Şehit yakınlarından Diyarbakır Barosu'na sert tepki: PKK katliamını örtbas etmek için Türkiye'ye iftira attılar

Terör örgütü PKK/KCK, Irak Dohuk vilayetinin Zaho ilçesinde sivillere bombalı saldırı düzenledi. Terör örgütü yayın organları ve yandaşları saldırıyı TSK'nın düzenlediğine dair kara propagandaya başladı. Güvenlik güçleri, saldırının teröristler tarafından gerçekleştirildiğini tespit etti.
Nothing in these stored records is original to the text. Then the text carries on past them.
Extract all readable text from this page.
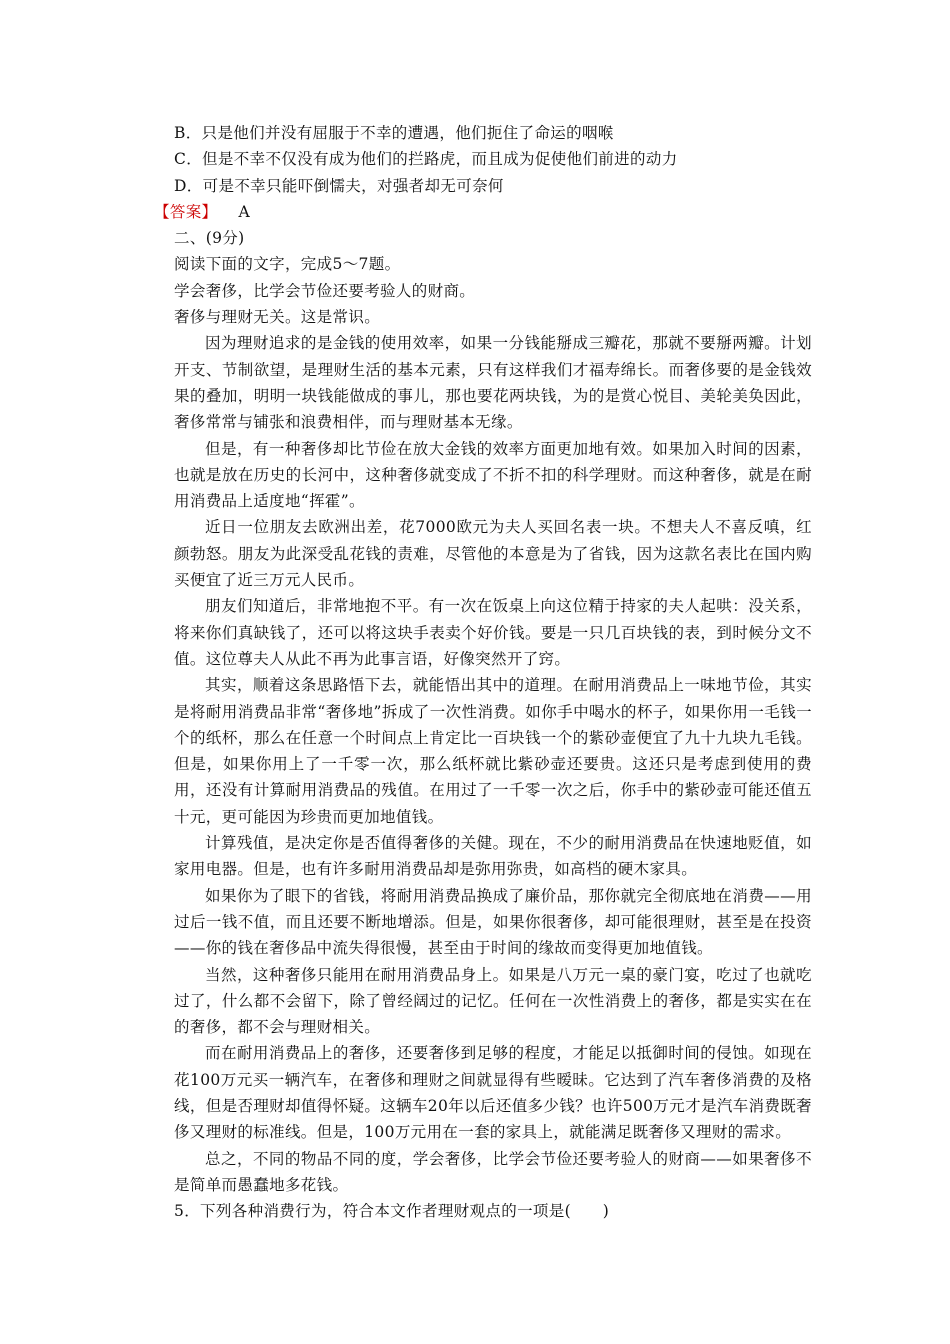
B．只是他们并没有屈服于不幸的遭遇，他们扼住了命运的咽喉
C．但是不幸不仅没有成为他们的拦路虎，而且成为促使他们前进的动力
D．可是不幸只能吓倒懦夫，对强者却无可奈何
【答案】 　 A
二、(9分)
阅读下面的文字，完成5～7题。
学会奢侈，比学会节俭还要考验人的财商。
奢侈与理财无关。这是常识。

因为理财追求的是金钱的使用效率，如果一分钱能掰成三瓣花，那就不要掰两瓣。计划开支、节制欲望，是理财生活的基本元素，只有这样我们才福寿绵长。而奢侈要的是金钱效果的叠加，明明一块钱能做成的事儿，那也要花两块钱，为的是赏心悦目、美轮美奂因此，奢侈常常与铺张和浪费相伴，而与理财基本无缘。

但是，有一种奢侈却比节俭在放大金钱的效率方面更加地有效。如果加入时间的因素，也就是放在历史的长河中，这种奢侈就变成了不折不扣的科学理财。而这种奢侈，就是在耐用消费品上适度地“挥霍”。

近日一位朋友去欧洲出差，花7000欧元为夫人买回名表一块。不想夫人不喜反嗔，红颜勃怒。朋友为此深受乱花钱的责难，尽管他的本意是为了省钱，因为这款名表比在国内购买便宜了近三万元人民币。

朋友们知道后，非常地抱不平。有一次在饭桌上向这位精于持家的夫人起哄：没关系，将来你们真缺钱了，还可以将这块手表卖个好价钱。要是一只几百块钱的表，到时候分文不值。这位尊夫人从此不再为此事言语，好像突然开了窍。

其实，顺着这条思路悟下去，就能悟出其中的道理。在耐用消费品上一味地节俭，其实是将耐用消费品非常“奢侈地”拆成了一次性消费。如你手中喝水的杯子，如果你用一毛钱一个的纸杯，那么在任意一个时间点上肯定比一百块钱一个的紫砂壶便宜了九十九块九毛钱。但是，如果你用上了一千零一次，那么纸杯就比紫砂壶还要贵。这还只是考虑到使用的费用，还没有计算耐用消费品的残值。在用过了一千零一次之后，你手中的紫砂壶可能还值五十元，更可能因为珍贵而更加地值钱。

计算残值，是决定你是否值得奢侈的关健。现在，不少的耐用消费品在快速地贬值，如家用电器。但是，也有许多耐用消费品却是弥用弥贵，如高档的硬木家具。

如果你为了眼下的省钱，将耐用消费品换成了廉价品，那你就完全彻底地在消费——用过后一钱不值，而且还要不断地增添。但是，如果你很奢侈，却可能很理财，甚至是在投资——你的钱在奢侈品中流失得很慢，甚至由于时间的缘故而变得更加地值钱。

当然，这种奢侈只能用在耐用消费品身上。如果是八万元一桌的豪门宴，吃过了也就吃过了，什么都不会留下，除了曾经阔过的记忆。任何在一次性消费上的奢侈，都是实实在在的奢侈，都不会与理财相关。

而在耐用消费品上的奢侈，还要奢侈到足够的程度，才能足以抵御时间的侵蚀。如现在花100万元买一辆汽车，在奢侈和理财之间就显得有些暧昧。它达到了汽车奢侈消费的及格线，但是否理财却值得怀疑。这辆车20年以后还值多少钱？也许500万元才是汽车消费既奢侈又理财的标准线。但是，100万元用在一套的家具上，就能满足既奢侈又理财的需求。

总之，不同的物品不同的度，学会奢侈，比学会节俭还要考验人的财商——如果奢侈不是简单而愚蠢地多花钱。

5．下列各种消费行为，符合本文作者理财观点的一项是(　　)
Sosyal medyada PKK propagandasına çanak tutan Diyarbakır Barosu, skandal bir paylaşıma imza attı. Barodan yapılan açıklamada, "Kürdistan Federal Bölgesinin Zaho ilçesinde TSK’nın bombardımanıyla, içlerinde çocukların da olduğu siviller hayatını kaybetmiştir. Roboski’de olduğu gibi söz konusu Kürtler olunca insancıl hukuk değersizleşiyor. Yaşamını yitirenlerin ailelerine ve Kürdistan’a başsağlığı diliyoruz." denildi. 15 Temmuz Demokrasi Şehitleri Gazileri ve Terör Mağdurları Derneği Genel Başkanı Abbas Gündüz, Diyarbakır Barosu'nun Irak'ta PKK tarafından katledilen 8 sivilin Türk Silahlı Kuvvetleri (TSK) tarafından öldürüldüğünü iddia etmesine sert tepki gösterdi. Gündüz, bu çirkin açıklamayı yapan Diyarbakır Barosu'nun tüm idarecileri hakkında soruşturma açılması için savcıları göreve çağırdı. Abbas Gündüz, Türkiye'yi hedef alan bu kirli zihniyeti kınadığını belirterek, "Diyarbakır Barosu, bebek katili PKK terör örgütünün katliamını örtbas etmek için Türkiye'ye iftira attı. Irak’ta PKK tarafından katledilen 8 sivil için 'TSK öldürdü' açıklamasında bulundu. Daha önce de 'Ermeni Soykırımı var' diyerek yine Türkiye'ye iftira atmıştı. Bebek katili PKK terör örgütü ile aynı dili kullanıp Türkiye'ye saldıran bu kirli zihniyeti kınıyorum. Ülkenin bölünmez bütünlüğü için, vatan, millet, bayrak için Irak’ta ve Suriye’de yüzlerce şehit verdik, gazi verdik. Bugün PKK’nın sözcülüğünü yapan baro, neden söz konusu TSK olunca hiçbir mesaj yayınlamıyor. Bu kirli ve bölücü barodan şikayetçiyiz. Diyarbakır Barosu'nun tüm yöneticileri hakkında iftira ve milli güvenlik tehdidi gerekçesiyle soruşturma açılmalı" dedi.